A. The life I dreamed of, with less sleep.
Q. What is your motto or maxim?
A. I can't imagine ever being in a position where I might need one, or could use one without looking like an imbecile. "A guilty conscience needs to confess," you say. "A work of art is a confession." You think you sound like Dorothy Parker, but actually you sound like the windy old buffoon you so patently are. I wouldn't mind having my own catchphrase, though, if I could only think of one that wouldn't get on my family's nerves after about five minutes. So it would probably be - "I'll put the kettle on, shall I?", or; "Yes, you can play on the Wii."
Q. How would you describe perfect happiness?

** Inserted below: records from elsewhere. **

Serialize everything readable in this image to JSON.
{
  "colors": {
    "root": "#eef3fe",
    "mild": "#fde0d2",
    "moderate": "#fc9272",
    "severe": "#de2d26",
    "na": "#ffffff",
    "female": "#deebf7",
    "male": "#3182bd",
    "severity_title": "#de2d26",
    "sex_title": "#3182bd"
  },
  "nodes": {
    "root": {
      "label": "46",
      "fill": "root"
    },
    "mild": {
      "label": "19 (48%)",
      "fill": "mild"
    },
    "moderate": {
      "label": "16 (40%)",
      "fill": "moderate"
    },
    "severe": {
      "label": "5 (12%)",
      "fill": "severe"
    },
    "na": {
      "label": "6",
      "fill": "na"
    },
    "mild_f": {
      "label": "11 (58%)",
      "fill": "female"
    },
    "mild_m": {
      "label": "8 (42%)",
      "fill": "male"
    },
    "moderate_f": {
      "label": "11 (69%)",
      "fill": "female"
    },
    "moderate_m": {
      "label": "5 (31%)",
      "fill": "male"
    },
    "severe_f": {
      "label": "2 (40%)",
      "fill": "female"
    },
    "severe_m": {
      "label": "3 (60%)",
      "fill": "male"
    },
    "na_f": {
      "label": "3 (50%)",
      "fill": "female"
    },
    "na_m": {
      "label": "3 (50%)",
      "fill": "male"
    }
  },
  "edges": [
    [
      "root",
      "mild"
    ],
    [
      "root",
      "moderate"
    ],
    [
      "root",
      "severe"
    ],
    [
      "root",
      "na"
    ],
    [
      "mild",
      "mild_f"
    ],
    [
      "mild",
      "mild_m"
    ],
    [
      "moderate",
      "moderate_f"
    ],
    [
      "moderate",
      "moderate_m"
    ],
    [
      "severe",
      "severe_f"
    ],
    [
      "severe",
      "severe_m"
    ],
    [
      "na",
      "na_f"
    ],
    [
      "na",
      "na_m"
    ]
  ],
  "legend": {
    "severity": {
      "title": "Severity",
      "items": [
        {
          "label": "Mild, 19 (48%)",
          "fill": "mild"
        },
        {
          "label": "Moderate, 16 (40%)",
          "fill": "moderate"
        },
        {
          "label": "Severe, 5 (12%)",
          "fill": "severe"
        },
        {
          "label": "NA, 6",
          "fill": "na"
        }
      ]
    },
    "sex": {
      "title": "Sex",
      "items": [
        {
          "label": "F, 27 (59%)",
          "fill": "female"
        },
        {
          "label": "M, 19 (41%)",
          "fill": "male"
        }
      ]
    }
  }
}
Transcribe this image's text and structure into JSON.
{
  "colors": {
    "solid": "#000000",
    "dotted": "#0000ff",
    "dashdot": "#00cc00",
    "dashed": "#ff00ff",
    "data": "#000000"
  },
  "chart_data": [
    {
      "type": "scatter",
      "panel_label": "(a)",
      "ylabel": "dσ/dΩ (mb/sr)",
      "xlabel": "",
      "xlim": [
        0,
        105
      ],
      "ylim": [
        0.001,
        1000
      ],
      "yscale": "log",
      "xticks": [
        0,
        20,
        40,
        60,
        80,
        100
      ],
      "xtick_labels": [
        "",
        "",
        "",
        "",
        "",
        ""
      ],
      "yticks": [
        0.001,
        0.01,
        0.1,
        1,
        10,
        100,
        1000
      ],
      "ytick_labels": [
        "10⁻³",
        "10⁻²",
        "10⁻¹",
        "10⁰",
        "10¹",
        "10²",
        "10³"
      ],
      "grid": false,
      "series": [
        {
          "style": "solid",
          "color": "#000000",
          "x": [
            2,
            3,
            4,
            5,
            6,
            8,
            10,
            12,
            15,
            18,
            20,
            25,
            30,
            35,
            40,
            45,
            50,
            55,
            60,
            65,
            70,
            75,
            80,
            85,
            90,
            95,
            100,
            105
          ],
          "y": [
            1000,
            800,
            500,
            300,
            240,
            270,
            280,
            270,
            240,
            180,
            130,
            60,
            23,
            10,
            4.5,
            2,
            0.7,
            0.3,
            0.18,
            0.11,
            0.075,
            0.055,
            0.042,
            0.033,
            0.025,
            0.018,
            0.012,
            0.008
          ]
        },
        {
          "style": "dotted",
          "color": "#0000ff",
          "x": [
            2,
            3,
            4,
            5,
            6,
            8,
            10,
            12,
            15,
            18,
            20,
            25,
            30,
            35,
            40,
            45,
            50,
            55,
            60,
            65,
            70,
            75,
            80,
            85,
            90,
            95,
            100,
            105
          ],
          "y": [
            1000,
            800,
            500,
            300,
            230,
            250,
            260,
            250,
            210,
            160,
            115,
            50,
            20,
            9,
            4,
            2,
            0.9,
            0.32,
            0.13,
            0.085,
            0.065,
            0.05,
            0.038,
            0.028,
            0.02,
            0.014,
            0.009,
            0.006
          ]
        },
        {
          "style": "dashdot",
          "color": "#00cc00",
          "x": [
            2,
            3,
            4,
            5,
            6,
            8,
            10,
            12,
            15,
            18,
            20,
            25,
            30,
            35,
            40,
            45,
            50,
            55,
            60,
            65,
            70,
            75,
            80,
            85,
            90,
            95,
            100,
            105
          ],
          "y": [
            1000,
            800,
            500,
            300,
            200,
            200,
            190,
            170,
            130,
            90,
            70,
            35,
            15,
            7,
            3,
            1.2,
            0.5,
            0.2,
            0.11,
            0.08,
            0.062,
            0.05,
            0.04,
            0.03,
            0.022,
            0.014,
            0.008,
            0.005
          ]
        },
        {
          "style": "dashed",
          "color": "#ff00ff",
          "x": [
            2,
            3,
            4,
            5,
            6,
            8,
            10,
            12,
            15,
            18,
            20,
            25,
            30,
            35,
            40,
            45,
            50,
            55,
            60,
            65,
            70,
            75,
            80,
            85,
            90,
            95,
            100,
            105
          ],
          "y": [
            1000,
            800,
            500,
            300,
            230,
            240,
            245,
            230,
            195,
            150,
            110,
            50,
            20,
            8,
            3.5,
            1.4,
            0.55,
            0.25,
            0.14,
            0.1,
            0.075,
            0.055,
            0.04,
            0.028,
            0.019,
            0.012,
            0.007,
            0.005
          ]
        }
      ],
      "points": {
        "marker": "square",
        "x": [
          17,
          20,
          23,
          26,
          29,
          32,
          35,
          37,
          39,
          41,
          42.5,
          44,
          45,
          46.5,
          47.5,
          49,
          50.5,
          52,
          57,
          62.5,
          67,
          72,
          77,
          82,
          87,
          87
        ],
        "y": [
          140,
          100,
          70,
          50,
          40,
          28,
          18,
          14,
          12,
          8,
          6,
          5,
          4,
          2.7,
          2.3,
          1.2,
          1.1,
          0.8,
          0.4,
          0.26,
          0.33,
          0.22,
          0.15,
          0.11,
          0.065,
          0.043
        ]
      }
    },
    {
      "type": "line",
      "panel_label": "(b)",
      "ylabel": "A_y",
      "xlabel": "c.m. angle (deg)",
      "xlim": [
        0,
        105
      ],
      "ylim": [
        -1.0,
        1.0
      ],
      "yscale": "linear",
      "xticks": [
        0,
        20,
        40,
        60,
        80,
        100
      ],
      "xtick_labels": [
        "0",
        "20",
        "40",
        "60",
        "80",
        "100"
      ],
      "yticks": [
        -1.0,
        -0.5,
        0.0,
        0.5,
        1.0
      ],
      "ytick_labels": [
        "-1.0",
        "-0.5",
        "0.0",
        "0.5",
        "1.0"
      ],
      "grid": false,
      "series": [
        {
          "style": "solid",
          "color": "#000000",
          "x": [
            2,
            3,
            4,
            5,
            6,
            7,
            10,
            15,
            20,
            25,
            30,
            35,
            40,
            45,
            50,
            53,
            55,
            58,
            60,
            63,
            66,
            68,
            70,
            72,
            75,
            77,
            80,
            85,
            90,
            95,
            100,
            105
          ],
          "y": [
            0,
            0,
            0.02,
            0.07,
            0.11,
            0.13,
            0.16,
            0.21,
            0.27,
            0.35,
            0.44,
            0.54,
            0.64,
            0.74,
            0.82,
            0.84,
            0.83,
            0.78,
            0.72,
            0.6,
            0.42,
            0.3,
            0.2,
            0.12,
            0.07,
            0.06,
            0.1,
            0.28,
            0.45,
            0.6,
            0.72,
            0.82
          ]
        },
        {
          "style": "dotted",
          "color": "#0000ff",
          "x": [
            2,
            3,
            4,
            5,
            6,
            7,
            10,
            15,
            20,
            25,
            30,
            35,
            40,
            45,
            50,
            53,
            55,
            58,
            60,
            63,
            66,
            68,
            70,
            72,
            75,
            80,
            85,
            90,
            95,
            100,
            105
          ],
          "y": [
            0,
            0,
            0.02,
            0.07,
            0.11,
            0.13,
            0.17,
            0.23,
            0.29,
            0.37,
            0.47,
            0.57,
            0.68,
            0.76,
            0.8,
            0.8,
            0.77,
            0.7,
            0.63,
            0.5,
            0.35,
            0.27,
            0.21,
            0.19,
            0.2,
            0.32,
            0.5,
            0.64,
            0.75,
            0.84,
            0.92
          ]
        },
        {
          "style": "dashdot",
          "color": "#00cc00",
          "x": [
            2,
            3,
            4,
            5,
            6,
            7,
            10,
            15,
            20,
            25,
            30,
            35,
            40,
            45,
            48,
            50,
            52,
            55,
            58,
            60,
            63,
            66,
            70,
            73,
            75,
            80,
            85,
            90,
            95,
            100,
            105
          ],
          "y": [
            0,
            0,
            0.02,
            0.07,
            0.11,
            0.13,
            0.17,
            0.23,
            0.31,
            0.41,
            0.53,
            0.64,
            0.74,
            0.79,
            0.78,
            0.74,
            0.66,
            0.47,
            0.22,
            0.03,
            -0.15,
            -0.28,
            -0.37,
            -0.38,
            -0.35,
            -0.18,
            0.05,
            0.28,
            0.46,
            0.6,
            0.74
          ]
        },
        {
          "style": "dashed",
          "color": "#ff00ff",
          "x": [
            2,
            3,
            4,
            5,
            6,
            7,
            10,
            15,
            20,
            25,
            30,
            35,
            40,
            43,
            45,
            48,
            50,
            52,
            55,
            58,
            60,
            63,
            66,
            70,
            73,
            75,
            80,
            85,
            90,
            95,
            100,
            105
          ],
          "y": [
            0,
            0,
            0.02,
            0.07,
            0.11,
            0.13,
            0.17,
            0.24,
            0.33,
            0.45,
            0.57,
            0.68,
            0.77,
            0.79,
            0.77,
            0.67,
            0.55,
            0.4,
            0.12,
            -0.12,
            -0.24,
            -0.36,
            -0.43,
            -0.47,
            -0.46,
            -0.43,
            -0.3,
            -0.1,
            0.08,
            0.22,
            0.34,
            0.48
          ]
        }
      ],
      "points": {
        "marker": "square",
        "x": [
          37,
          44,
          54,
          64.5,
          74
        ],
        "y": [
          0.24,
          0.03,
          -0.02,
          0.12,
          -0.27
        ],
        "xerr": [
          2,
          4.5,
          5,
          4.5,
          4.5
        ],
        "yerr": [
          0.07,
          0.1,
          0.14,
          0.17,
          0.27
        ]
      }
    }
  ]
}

A. Being at home, together with my wife and my sons on a day when I've written well and there's something really good on TV.
Q. What’s your greatest fear?
A. Exactly the same as everyone else's.
Q. If you could be anywhere in the world right now, where would you choose to be?
A. At home on a sunny day, writing well.
Q. With whom in history do you most identify?
A. That's a dangerous game to start playing. I don't identify with (or even slightly resemble) any of my many heroes. It worries me that, because I've never had cause to be brave, I might lack the capacity. So I most identify with the scum and the cowards, fearing that, but for an accident of history, I'd be walking amongst them.
Q. Which living person do you most admire?
A. Dr Who
Q. What are your most overused words or phrases?
A. "tea", "cup", "kettle" and "that bloody dog."
Q. What do you regret most?
A. In order for me to be right here, right now, everything that ever happened had to happen exactly the way it happened. Change one factor, change everything. That's not New Age balderdash, it's chaos theory - it's life. I very much like where I am now, so how can I regret anything?
Q. If you could acquire any talent, what would it be?
A. The ability to touch type. The ability to draw, paint, sing, play a musical instrument, fix things, make things. But the fact that I never bothered to learn a single one of these things would appear to indicate that, really, I'm not that interested in any of them.
Q. What’s your greatest flaw?
A. The constant fear of loss and the sense of time slipping away.
Q. If you could be any person or thing, who or what would it be?
A. Me, for all that.
Q. Who is your favorite fictional hero?
A. Yossarian, Indiana Jones, David Tenant's Dr Who.
On Books and Writing
Q. Who are your favorite authors?
A. Patricia Highsmith, Raymond Carver, Joseph Heller, Paul Theroux, Graham Greene, Angela Carter, Stephen King, Elmore Leonard, Michael Connelly, Anne Tyler.
Q. Is there a book you love to reread?
A. I re-read Raymond Carver every year, with undiminished awe.
Q. Do you have one sentence of advice for new writers?
A. It's a truism because it's true: writing is re-writing.
Q. What comment do you hear most often from your readers?
A. How can someone so normal write such disturbing stories?
Q. How did you come to write Burial?
A. I wanted to write about the corrosive intensity of guilt, and I wanted to write something like a ghost story. Mostly, I just wanted to write the kind of book I wanted to read.